O cavalo azul da rainha
Será Bad Painting ou é só mal pintado? – indaga-se o crítico de arte britânico Mark Hudson, em artigo para o jornal The Telegraph, numa referência a um efêmero movimento artístico da década de 1980. Depois de quase causar uma pane protocolar, um presente oficial do presidente da Alemanha, Joachim Gauck, à rainha do Reino Unido, Elizabeth 2ª, vira assunto não só de piada, como de controvérsia estética.
O objeto em questão é uma tela em acrílico que – supostamente – mostra a herdeira da Casa de Windsor aos quatro anos de idade, montada num pônei cujas rédeas são seguradas pelo pai, George 6º. Mais do que a espetacularmente amarela jaqueta do rei ou o rosa-bebê do vestido da futura monarca, chamam a atenção os vários tons de azul do pelo da cavalgadura.
Ao ser presenteada com o quadro em Berlim, na quarta-feira (24/06), a primeira reação de Elizabeth foi de óbvia perplexidade. Por fim, com o proverbial fleugma britânico: "Cor estranha para um cavalo." E, depois de novo silêncio constrangido, seguiu-se a pergunta fatal: "Esse é para ser o meu pai?"
Entra em cena o responsável direto pela escolha da prenda, o presidente Gauck: "Sua Majestade não o está reconhecendo?" A rainha reflete um pouco e responde, implacável: "Não."
"Fique só com o marzipã"
Injustiça. Afinal de contas, a autora da obra, Nicole Leidenfrost, decidiu-se por esse motivo pictórico depois de encontrar na internet uma foto de 1930 que registra a cena familiar-equestre. "Eu a achei comovente", explicou ao jornal online Die Welt. O notório amor de Elizabeth pelos cavalos também a inspirou. E o resto é liberdade artística.
Por que a Alemanha presenteou à Queen esse Leidenfrost, e não um caro Gerhard Richter, Baselitz, ou até Neo Rauch? Fácil: ao contrário dos principais nomes da arte alemã contemporânea, a hamburguesa de 41 anos se cadastrara já há algum tempo no departamento de presentes oficiais do Ministério do Exterior como pintora disponível para encomendas. Gauck gostou de seus quadros de cavalos, ela recebeu o trabalho.

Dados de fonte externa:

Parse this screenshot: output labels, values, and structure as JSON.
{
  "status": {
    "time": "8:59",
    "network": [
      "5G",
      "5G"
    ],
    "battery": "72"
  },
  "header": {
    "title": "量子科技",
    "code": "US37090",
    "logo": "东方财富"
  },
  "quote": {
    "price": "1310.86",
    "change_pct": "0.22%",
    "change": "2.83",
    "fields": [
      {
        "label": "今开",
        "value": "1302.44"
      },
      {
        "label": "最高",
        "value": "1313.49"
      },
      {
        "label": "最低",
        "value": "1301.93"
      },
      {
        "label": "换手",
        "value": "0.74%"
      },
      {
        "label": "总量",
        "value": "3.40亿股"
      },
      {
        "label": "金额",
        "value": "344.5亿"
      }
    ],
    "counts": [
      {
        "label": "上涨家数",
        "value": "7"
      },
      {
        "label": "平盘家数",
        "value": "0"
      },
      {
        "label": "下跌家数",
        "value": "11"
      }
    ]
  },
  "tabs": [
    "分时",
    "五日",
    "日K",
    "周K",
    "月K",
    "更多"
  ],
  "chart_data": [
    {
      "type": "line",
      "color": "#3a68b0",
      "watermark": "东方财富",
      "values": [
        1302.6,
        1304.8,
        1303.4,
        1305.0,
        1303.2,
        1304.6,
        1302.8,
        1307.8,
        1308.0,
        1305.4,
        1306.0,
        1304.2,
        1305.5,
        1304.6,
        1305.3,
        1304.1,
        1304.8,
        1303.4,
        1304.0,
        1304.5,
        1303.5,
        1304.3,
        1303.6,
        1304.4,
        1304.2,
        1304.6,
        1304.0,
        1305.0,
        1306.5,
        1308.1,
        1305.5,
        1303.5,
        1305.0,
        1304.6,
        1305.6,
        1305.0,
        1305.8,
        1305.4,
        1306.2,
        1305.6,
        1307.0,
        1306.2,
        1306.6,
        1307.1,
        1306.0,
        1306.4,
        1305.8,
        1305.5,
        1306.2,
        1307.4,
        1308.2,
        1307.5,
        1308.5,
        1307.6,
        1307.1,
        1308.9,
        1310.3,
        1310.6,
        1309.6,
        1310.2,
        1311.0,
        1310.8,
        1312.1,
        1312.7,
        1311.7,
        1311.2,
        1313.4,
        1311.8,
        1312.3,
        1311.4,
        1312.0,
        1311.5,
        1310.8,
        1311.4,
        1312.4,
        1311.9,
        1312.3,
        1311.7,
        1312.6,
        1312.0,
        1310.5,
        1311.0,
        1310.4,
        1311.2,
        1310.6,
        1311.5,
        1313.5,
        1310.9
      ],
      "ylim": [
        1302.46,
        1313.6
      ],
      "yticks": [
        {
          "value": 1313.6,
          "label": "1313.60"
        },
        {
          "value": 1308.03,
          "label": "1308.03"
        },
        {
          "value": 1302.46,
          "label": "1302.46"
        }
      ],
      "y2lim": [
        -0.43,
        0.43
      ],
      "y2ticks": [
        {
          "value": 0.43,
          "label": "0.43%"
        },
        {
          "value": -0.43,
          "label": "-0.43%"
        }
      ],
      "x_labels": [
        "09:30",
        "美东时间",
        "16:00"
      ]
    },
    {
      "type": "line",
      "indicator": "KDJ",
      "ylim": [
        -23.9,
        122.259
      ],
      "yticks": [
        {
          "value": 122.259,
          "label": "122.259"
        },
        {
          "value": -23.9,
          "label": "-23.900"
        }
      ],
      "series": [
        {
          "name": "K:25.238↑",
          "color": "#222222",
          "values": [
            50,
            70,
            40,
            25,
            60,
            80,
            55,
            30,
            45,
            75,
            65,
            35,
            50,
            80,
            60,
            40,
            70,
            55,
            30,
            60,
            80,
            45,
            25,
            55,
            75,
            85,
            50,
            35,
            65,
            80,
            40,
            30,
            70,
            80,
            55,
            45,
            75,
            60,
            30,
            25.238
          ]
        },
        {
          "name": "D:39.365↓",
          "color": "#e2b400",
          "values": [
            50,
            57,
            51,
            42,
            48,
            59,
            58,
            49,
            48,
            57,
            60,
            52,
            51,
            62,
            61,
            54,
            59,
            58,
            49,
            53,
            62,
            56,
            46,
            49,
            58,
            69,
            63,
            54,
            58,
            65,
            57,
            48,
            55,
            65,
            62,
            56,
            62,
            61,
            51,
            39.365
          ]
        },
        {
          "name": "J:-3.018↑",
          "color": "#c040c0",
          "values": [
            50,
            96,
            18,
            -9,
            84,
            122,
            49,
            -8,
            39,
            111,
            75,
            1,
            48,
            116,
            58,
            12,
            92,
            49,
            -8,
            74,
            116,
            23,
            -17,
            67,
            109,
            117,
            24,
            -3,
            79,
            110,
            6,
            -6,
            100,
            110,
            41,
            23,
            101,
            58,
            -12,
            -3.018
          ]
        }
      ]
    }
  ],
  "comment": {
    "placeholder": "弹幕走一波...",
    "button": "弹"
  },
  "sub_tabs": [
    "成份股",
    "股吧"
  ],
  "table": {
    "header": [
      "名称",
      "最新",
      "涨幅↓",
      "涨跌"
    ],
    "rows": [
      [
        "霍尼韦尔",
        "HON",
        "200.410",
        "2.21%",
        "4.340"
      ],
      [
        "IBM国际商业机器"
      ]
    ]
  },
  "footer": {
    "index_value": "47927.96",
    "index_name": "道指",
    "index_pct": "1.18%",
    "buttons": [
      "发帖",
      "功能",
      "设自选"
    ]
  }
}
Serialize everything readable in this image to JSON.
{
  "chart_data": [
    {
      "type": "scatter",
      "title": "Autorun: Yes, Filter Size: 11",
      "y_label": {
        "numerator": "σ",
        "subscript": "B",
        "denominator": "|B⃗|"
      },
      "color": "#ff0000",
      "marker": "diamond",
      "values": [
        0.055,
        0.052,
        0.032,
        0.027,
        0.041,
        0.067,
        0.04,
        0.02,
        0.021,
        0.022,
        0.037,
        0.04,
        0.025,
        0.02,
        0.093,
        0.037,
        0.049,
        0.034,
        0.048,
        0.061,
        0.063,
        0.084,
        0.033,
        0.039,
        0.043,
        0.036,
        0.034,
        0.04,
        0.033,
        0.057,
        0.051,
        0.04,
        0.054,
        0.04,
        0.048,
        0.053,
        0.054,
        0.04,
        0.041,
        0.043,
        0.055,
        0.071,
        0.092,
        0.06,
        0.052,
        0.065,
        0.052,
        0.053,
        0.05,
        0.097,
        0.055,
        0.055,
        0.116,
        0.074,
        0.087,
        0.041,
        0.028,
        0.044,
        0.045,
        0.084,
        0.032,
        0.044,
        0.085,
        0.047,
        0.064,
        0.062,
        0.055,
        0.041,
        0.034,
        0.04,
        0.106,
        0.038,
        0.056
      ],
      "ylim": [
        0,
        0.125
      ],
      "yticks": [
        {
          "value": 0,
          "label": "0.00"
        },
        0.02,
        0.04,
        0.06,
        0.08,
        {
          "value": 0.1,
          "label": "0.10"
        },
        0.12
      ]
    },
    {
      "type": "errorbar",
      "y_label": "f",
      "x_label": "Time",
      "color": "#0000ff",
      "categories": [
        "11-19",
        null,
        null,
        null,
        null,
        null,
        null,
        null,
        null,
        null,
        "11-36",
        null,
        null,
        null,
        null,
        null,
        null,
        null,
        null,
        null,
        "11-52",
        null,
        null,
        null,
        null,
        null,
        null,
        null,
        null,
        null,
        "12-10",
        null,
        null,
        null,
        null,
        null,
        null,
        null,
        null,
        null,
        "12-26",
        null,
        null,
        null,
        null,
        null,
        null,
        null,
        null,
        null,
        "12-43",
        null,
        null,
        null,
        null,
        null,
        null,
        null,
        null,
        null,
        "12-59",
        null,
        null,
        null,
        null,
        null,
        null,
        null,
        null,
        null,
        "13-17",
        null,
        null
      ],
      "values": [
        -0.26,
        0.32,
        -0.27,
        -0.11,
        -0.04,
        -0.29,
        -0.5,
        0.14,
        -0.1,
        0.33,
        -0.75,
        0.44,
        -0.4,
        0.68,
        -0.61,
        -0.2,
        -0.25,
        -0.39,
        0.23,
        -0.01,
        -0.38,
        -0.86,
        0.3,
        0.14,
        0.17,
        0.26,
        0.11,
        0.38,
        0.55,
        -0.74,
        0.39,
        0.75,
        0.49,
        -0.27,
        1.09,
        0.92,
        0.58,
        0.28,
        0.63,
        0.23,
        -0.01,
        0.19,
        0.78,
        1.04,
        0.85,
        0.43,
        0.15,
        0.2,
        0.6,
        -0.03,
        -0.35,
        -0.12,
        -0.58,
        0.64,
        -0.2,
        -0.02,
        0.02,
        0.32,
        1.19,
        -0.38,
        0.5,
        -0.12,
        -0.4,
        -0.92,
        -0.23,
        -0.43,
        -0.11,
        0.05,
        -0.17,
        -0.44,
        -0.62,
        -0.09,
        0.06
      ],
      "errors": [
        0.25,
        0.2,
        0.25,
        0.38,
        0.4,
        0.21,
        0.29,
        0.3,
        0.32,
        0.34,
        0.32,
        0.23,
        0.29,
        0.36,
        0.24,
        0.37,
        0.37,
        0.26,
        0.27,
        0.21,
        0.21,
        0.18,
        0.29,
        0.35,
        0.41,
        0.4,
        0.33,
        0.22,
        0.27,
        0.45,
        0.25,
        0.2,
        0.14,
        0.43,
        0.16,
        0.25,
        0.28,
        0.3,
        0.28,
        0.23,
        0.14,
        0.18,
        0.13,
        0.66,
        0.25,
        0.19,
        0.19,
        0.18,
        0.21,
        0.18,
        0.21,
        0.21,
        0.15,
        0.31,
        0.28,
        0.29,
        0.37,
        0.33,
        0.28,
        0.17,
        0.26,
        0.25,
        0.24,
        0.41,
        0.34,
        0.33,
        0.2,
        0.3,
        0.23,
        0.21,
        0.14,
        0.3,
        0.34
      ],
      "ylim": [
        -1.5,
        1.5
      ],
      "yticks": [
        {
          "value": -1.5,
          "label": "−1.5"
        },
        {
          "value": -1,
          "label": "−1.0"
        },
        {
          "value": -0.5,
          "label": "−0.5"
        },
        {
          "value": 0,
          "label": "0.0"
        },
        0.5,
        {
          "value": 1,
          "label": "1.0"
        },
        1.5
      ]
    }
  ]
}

Mais difícil parece explicar sua opção estética: por que o pônei azul? Terá sido por falta de dinheiro para comprar outras tintas – como reza a lenda sobre a "fase azul" de Picasso? Ou uma homenagem velada ao grupo expressionista Der Blaue Reiter (O Cavaleiro Azul)?
Afinal a Bad Painting é, justamente, uma vertente do Neo-Expressionismo da década de 80. E, com suas cores berrantes e traços rudes, o quadro dedicado à rainha tem mesmo características que – com bastante boa vontade – se poderia classificar como "expressionistas".
A explicação de Nicole Leidenfrost é bem mais singela: "Ele foi pintado em royal blue – azul real – porque é o cavalo da rainha." De resto, a otimista pintora não se sentiu nem um pouco ofendida com o incidente em Berlim: "Parece que a situação até divertiu um pouco [a rainha]. Eu, pelo menos, gostei bastante."
Contudo a quase pane em torno da obra – que indiretamente o crítico Mark Hudson sugere não passar de um "exemplar de kitsch grotesco" – trouxe ao menos uma lição útil: quem presenteia a soberana britânica nunca deve deixar de ter um plano B.
Com presença de espírito, Gauck sacou da luxuosa caixa de docinhos de marzipã de Lübeck que tinha a postos e disparou: "Well, se Sua Majestade não gosta do quadro, então fique só com o marzipã."